How is Sora trained?

We don’t know, and that’s the problem. Past AI programs like ChatGPT and DALL-E have been trained by preexisting art and media, which is a big problem because the creators of that art didn’t necessarily give consent. This has led many critics to say that AI isn’t capable of generating anything but remixed content that erases the hard work of actual creatives.

All OpenAI reveals about how Sora was trained is that it learned from “a wide range of video data without adapting or preprocessing the videos.”
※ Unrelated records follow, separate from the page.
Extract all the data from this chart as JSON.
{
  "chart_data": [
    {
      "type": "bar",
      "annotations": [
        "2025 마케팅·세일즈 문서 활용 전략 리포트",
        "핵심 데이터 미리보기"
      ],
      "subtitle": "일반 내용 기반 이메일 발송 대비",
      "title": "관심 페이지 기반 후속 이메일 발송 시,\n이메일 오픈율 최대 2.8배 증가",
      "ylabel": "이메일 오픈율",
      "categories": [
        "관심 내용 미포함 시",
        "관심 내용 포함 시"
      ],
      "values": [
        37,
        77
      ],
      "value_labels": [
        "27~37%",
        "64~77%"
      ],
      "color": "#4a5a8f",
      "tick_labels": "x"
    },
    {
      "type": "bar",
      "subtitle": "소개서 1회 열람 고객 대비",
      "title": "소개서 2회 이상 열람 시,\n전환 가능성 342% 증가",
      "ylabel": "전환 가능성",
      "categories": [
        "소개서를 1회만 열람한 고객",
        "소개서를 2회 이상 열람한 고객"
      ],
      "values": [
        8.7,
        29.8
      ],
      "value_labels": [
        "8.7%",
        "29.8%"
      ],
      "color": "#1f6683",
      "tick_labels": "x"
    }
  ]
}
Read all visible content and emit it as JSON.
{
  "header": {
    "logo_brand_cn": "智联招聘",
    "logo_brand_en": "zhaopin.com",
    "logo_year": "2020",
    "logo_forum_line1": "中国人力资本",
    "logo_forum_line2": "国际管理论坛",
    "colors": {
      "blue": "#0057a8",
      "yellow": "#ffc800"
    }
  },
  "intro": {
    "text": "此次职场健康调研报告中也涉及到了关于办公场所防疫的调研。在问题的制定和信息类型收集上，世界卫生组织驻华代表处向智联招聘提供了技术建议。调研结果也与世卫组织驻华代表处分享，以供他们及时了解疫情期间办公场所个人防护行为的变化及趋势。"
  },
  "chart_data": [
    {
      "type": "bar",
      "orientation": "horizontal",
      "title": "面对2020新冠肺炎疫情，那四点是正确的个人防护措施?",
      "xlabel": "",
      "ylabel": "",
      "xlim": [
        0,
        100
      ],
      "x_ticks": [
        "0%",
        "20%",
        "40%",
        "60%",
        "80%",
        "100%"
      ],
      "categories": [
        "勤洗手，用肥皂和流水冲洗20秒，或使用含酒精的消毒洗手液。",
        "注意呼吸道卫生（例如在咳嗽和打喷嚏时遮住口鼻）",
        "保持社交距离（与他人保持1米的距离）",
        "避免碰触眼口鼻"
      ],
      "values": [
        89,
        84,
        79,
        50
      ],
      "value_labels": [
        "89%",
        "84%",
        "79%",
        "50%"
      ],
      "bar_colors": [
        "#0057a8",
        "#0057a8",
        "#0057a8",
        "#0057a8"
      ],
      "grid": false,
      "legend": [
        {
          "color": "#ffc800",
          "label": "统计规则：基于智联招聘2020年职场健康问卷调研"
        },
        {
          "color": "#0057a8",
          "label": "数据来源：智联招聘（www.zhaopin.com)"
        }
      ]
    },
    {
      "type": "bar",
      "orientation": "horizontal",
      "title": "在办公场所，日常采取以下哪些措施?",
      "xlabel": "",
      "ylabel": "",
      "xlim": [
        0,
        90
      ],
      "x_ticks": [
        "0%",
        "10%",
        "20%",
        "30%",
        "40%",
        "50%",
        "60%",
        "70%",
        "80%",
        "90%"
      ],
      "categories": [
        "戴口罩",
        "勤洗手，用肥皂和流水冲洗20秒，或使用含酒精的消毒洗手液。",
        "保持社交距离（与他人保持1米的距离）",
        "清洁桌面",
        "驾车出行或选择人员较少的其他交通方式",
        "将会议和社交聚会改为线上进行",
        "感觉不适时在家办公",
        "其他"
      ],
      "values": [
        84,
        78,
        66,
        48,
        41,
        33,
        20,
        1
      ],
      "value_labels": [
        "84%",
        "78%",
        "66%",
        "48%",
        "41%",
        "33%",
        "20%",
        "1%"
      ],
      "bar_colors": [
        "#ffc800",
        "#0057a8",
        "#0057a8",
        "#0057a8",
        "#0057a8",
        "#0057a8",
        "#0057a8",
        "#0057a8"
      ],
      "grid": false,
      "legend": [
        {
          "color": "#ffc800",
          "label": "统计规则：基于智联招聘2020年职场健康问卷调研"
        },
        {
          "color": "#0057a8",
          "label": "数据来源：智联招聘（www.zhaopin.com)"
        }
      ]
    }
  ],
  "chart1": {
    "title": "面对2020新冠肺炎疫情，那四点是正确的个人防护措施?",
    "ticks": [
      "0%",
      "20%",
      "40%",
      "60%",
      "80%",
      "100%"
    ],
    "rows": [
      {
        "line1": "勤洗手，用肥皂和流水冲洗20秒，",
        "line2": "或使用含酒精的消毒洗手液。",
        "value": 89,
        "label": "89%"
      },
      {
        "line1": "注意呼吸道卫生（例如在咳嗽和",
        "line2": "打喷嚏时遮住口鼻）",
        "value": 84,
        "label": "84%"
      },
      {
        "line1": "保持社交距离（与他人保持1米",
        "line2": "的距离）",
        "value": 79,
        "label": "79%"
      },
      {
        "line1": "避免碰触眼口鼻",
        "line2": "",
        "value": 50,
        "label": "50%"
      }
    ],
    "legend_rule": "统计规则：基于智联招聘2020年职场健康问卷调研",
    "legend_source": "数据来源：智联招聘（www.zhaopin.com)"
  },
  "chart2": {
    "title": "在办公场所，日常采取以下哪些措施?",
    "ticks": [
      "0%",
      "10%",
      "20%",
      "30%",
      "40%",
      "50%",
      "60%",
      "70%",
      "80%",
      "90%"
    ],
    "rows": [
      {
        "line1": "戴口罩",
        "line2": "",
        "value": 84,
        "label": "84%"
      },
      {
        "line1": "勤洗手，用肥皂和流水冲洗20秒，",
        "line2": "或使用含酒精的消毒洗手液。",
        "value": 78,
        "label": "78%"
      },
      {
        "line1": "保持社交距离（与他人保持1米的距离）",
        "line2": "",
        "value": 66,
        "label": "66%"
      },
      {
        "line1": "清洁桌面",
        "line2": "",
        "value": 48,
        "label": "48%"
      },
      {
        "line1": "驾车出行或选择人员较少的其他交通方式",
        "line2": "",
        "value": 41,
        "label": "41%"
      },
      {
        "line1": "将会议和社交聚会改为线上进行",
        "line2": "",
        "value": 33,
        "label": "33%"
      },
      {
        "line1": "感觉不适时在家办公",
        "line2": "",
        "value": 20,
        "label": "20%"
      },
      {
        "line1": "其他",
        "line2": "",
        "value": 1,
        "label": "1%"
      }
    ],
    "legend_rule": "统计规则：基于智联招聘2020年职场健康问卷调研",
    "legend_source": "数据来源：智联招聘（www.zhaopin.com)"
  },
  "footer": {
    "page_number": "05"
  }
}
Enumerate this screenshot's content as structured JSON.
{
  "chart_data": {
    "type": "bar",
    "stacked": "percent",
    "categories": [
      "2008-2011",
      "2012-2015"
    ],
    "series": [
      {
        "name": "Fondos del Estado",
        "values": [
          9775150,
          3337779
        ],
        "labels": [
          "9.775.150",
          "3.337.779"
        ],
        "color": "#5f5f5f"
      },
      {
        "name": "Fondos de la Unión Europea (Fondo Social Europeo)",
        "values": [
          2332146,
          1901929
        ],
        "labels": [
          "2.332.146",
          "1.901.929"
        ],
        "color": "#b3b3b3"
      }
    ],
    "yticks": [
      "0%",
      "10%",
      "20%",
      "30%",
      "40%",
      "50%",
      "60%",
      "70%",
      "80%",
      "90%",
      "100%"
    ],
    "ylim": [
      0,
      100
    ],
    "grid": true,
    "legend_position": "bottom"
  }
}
But what video data? Where did it come from? Who authorized it? The fact that OpenAI isn’t fully transparent about this is a major problem.

Will this change everything?

While we’re highly skeptical that AI will replace the need for creatives, to say that this sort of technology isn’t going to have a massive effect on the world as we know it, is kind of naive.

OpenAI might be taking safety into account in the creation of Sora, but we’re not sure how these tools will be used in the future, or what kind of workarounds people with ill-intentions will find. As of now, there are no significant laws that address the use of AI and there are a bunch of ethical questions that need to be considered.

Clearly, we need some sort of AI legislation sooner than later, and it seems like some states are starting to take that on. Axios reports that New York Governor Kathy Hochul has just proposed legislation that would criminalize deceptive and abusive uses of AI. Vox reports that last week California state Senator Scott Wiener introduced a piece of AI legislation that attempts to establish “clear, predictable, common-sense safety standards for developers of the largest and most powerful AI systems.”

Whether these bills will go too far, or far enough, remains to be seen. AI technology is moving fast, and while what it is capable of is a little overblown by people on both sides of the AI debate, it is something we need to concern ourselves with now. The more we know, the better off we’ll be once the technology is fully indistinguishable from human efforts.